Print ("Start training data ...")
Prior_probability, Conditional_probability=train_model (train_x,train_y,classnum)
For I in Range (Classnum):
Print (Prior_probability[i]) #输出一下每个标签的总共数量
Time3=time.time ()
Print ("Train data Cost", Time3-time2, "second")

Print ("Start predicting data ...")
Predict_y=predict (test_x,test_y,prior_probability,conditional_probability)
Time4=time.time ()
Print ("Predict data Cost", Time4-time3, "second")

Print ("Start calculate accuracy ...")
Acc=cal_accuracy (test_y,predict_y)
Time5=time.time ()
Print ("Accuarcy", ACC)
Print ("Calculate Accuarcy cost", Time5-time4, "second")
Result: output of 5923.0 ... These are some of the pictures I've exported for each category.

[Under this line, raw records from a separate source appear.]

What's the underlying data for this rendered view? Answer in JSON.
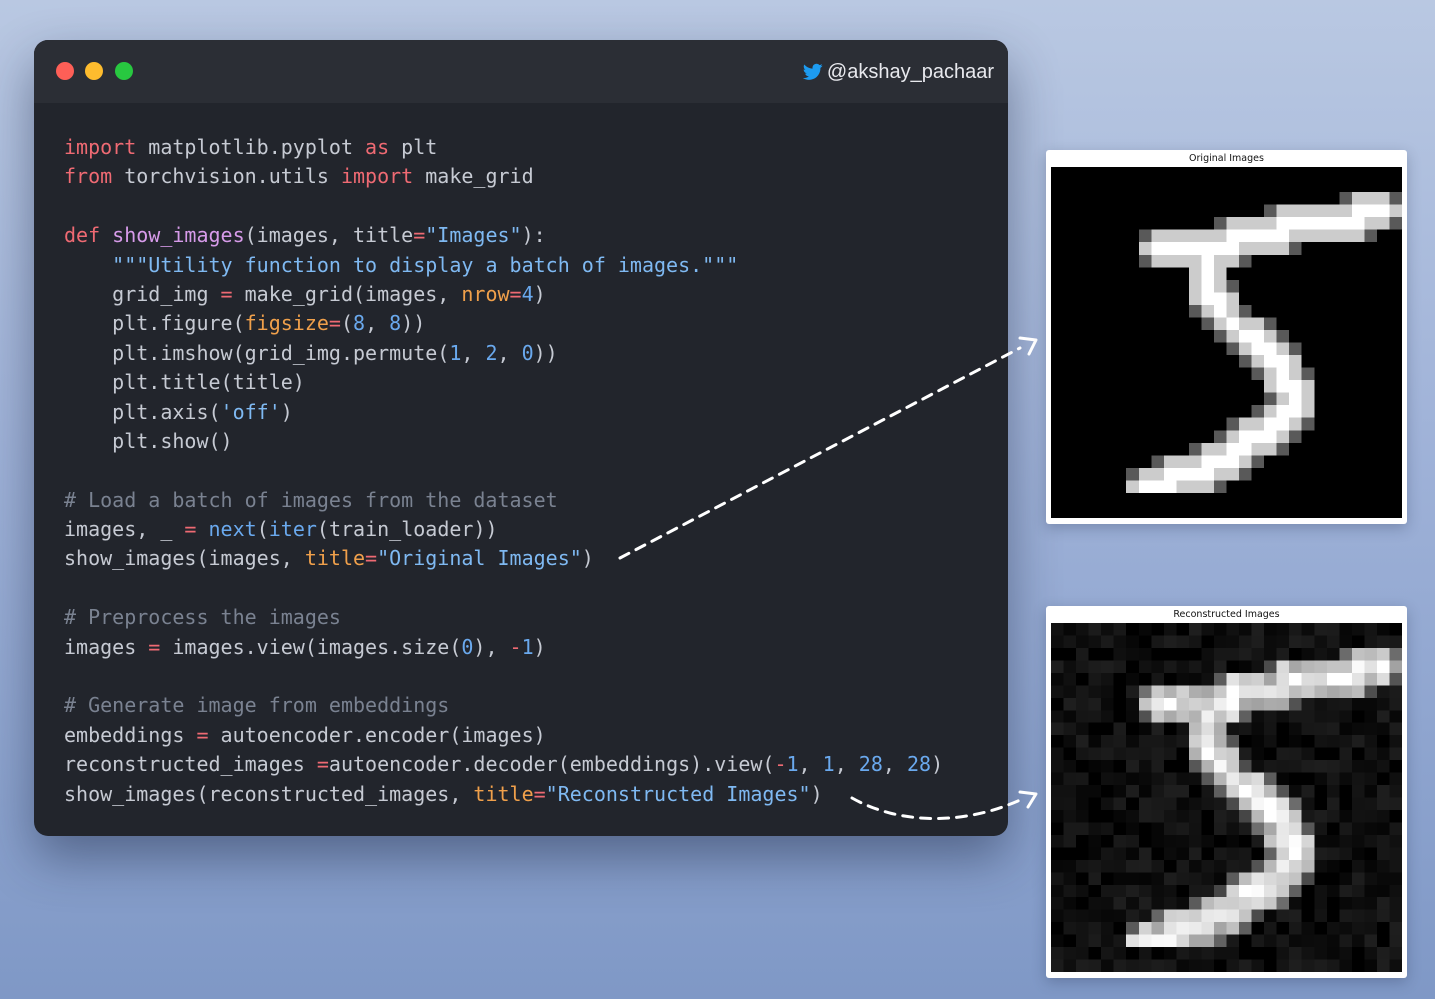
{
  "window": {
    "handle": "@akshay_pachaar",
    "icons": [
      "close-dot",
      "minimize-dot",
      "zoom-dot",
      "twitter-bird-icon"
    ]
  },
  "code": {
    "lines": [
      [
        [
          "kw",
          "import"
        ],
        [
          "t",
          " matplotlib.pyplot "
        ],
        [
          "kw",
          "as"
        ],
        [
          "t",
          " plt"
        ]
      ],
      [
        [
          "kw",
          "from"
        ],
        [
          "t",
          " torchvision.utils "
        ],
        [
          "kw",
          "import"
        ],
        [
          "t",
          " make_grid"
        ]
      ],
      [],
      [
        [
          "kw",
          "def"
        ],
        [
          "t",
          " "
        ],
        [
          "fn",
          "show_images"
        ],
        [
          "t",
          "(images, title"
        ],
        [
          "op",
          "="
        ],
        [
          "str",
          "\"Images\""
        ],
        [
          "t",
          "):"
        ]
      ],
      [
        [
          "t",
          "    "
        ],
        [
          "str",
          "\"\"\"Utility function to display a batch of images.\"\"\""
        ]
      ],
      [
        [
          "t",
          "    grid_img "
        ],
        [
          "op",
          "="
        ],
        [
          "t",
          " make_grid(images, "
        ],
        [
          "prm",
          "nrow"
        ],
        [
          "op",
          "="
        ],
        [
          "num",
          "4"
        ],
        [
          "t",
          ")"
        ]
      ],
      [
        [
          "t",
          "    plt.figure("
        ],
        [
          "prm",
          "figsize"
        ],
        [
          "op",
          "="
        ],
        [
          "t",
          "("
        ],
        [
          "num",
          "8"
        ],
        [
          "t",
          ", "
        ],
        [
          "num",
          "8"
        ],
        [
          "t",
          "))"
        ]
      ],
      [
        [
          "t",
          "    plt.imshow(grid_img.permute("
        ],
        [
          "num",
          "1"
        ],
        [
          "t",
          ", "
        ],
        [
          "num",
          "2"
        ],
        [
          "t",
          ", "
        ],
        [
          "num",
          "0"
        ],
        [
          "t",
          "))"
        ]
      ],
      [
        [
          "t",
          "    plt.title(title)"
        ]
      ],
      [
        [
          "t",
          "    plt.axis("
        ],
        [
          "str",
          "'off'"
        ],
        [
          "t",
          ")"
        ]
      ],
      [
        [
          "t",
          "    plt.show()"
        ]
      ],
      [],
      [
        [
          "cm",
          "# Load a batch of images from the dataset"
        ]
      ],
      [
        [
          "t",
          "images, _ "
        ],
        [
          "op",
          "="
        ],
        [
          "t",
          " "
        ],
        [
          "bi",
          "next"
        ],
        [
          "t",
          "("
        ],
        [
          "bi",
          "iter"
        ],
        [
          "t",
          "(train_loader))"
        ]
      ],
      [
        [
          "t",
          "show_images(images, "
        ],
        [
          "prm",
          "title"
        ],
        [
          "op",
          "="
        ],
        [
          "str",
          "\"Original Images\""
        ],
        [
          "t",
          ")"
        ]
      ],
      [],
      [
        [
          "cm",
          "# Preprocess the images"
        ]
      ],
      [
        [
          "t",
          "images "
        ],
        [
          "op",
          "="
        ],
        [
          "t",
          " images.view(images.size("
        ],
        [
          "num",
          "0"
        ],
        [
          "t",
          "), "
        ],
        [
          "op",
          "-"
        ],
        [
          "num",
          "1"
        ],
        [
          "t",
          ")"
        ]
      ],
      [],
      [
        [
          "cm",
          "# Generate image from embeddings"
        ]
      ],
      [
        [
          "t",
          "embeddings "
        ],
        [
          "op",
          "="
        ],
        [
          "t",
          " autoencoder.encoder(images)"
        ]
      ],
      [
        [
          "t",
          "reconstructed_images "
        ],
        [
          "op",
          "="
        ],
        [
          "t",
          "autoencoder.decoder(embeddings).view("
        ],
        [
          "op",
          "-"
        ],
        [
          "num",
          "1"
        ],
        [
          "t",
          ", "
        ],
        [
          "num",
          "1"
        ],
        [
          "t",
          ", "
        ],
        [
          "num",
          "28"
        ],
        [
          "t",
          ", "
        ],
        [
          "num",
          "28"
        ],
        [
          "t",
          ")"
        ]
      ],
      [
        [
          "t",
          "show_images(reconstructed_images, "
        ],
        [
          "prm",
          "title"
        ],
        [
          "op",
          "="
        ],
        [
          "str",
          "\"Reconstructed Images\""
        ],
        [
          "t",
          ")"
        ]
      ]
    ]
  },
  "images": {
    "original_title": "Original Images",
    "reconstructed_title": "Reconstructed Images"
  },
  "colors": {
    "background": "#9fb2d8",
    "editor": "#22252c",
    "keyword": "#ef6a73",
    "string": "#7fb9f2",
    "param": "#f0a04b",
    "comment": "#7a8291"
  }
}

Call yourself write Naïve Bayes function The correct rate is 84.12%, call Sklearn in the BERNOULLINB function, the correct rate is 84.27%

The code for calling the BERNOULLINB function in Sklearn is as follows:

Result screenshot:

Optimization: Add the Principal component analysis method to reduce the dimension operation, the code is as follows:

Result screenshot:

Pending modification!

Reference links; 51967839

Python naive Bayesian classification mnist datasets

This article is an English version of an article which is originally in the Chinese language on aliyun.com and is provided for information purposes only. This website makes no representation or warranty of any kind, either expressed or implied, as to the accuracy, completeness ownership or reliability of the article or any translations thereof. If you have any concerns or complaints relating to the article, please send an email, providing a detailed description of the concern or complaint, to info-contact@alibabacloud.com. A staff member will contact you within 5 working days. Once verified, infringing content will be removed immediately.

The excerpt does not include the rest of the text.